São Josemaria gostava de considerar que Cristo, ao permanecer na Eucaristia, nos mostra o seu amor de uma forma ao mesmo tempo humana e divina. Dava exemplo de duas pessoas que «desejariam ficar sempre juntas, mas o dever – ou seja o que for – obriga-as a afastar-se uma da outra. Não podem, portanto, continuar uma junto da outra, como seria do seu gosto. Nestas ocasiões, o amor humano, que por maior que seja, é sempre limitado, costuma recorrer aos símbolos. As pessoas que se despedem trocam lembranças entre si, talvez uma fotografia onde se escreve uma dedicatória tão calorosa, que até admira que não arda o papel. Mas não podem ir além disso, porque o poder das criaturas não vai tão longe como o seu querer. Ora o que não está na nossa mão, consegue-o o Senhor. Jesus Cristo, perfeito Deus e perfeito Homem, não deixa um símbolo, mas uma realidade. Fica Ele mesmo»[6]. A Eucaristia é um mistério perante o qual só nos podemos maravilhar. É a prova definitiva do amor de Deus e do seu desejo que cheguemos à vida eterna. E trata-se de um dom que se tornou possível graças a uma pessoa.

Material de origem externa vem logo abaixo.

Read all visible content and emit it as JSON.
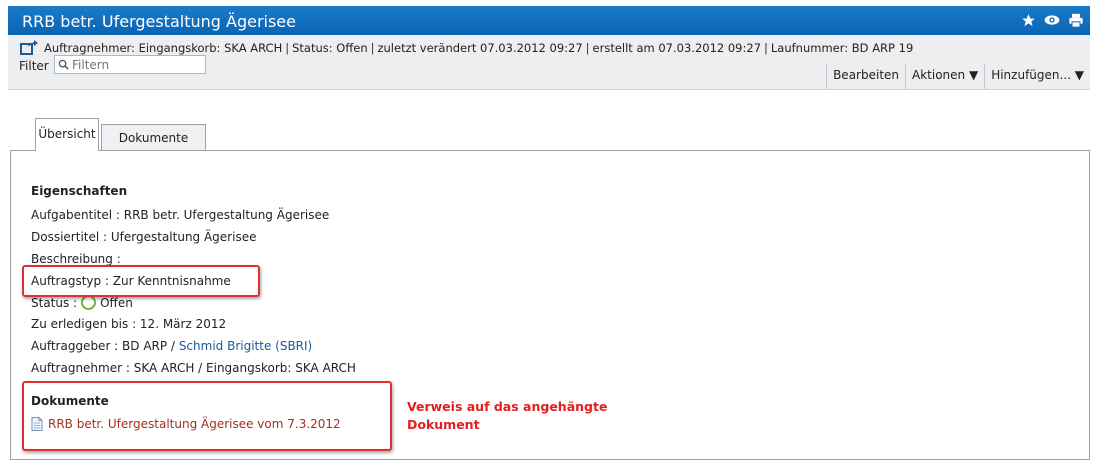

«Pois bem, de quem assumiu o Filho de Deus esta sua "carne", a sua humanidade concreta e terrena? Assumiu-a da Virgem Maria. Deus assumiu dela o corpo humano para entrar na nossa condição mortal»[7]. Podemos pedir-lhe a Ela que saibamos pôr a Eucaristia, «loucura de Amor»[8], no centro da nossa vida.

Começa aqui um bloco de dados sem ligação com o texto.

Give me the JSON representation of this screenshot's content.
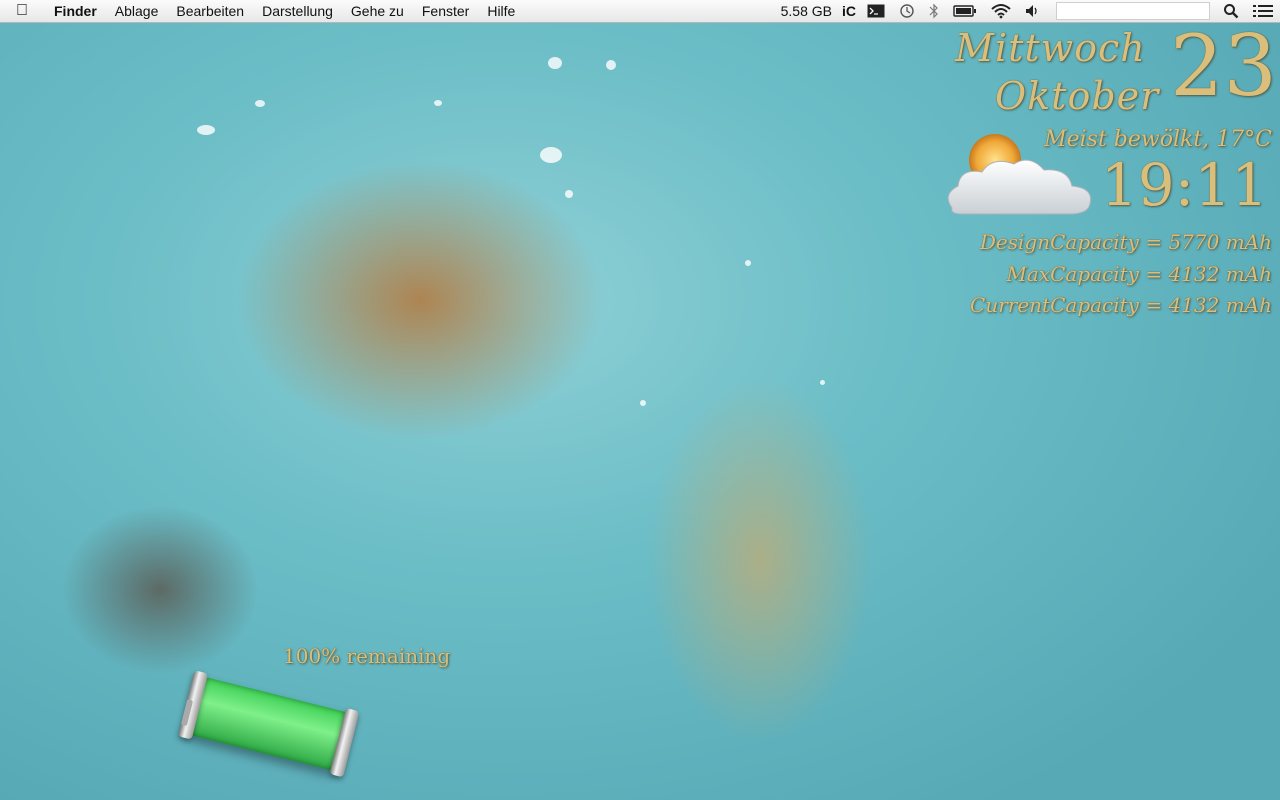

[1] Catecismo Romano 2, 4, 54

[2] São Josemaria, Cristo que passa, n. 151.

[3] Bento XVI, Angelus, 12/08/2012.

[4] Francisco, Angelus, 08/08/2021.

[5] Ibid.

[6] São Josemaria, Cristo que passa, n. 83.

[7] Bento XVI, Angelus, 16/08/2009.

[8] São Josemaria, Caminho, n. 432.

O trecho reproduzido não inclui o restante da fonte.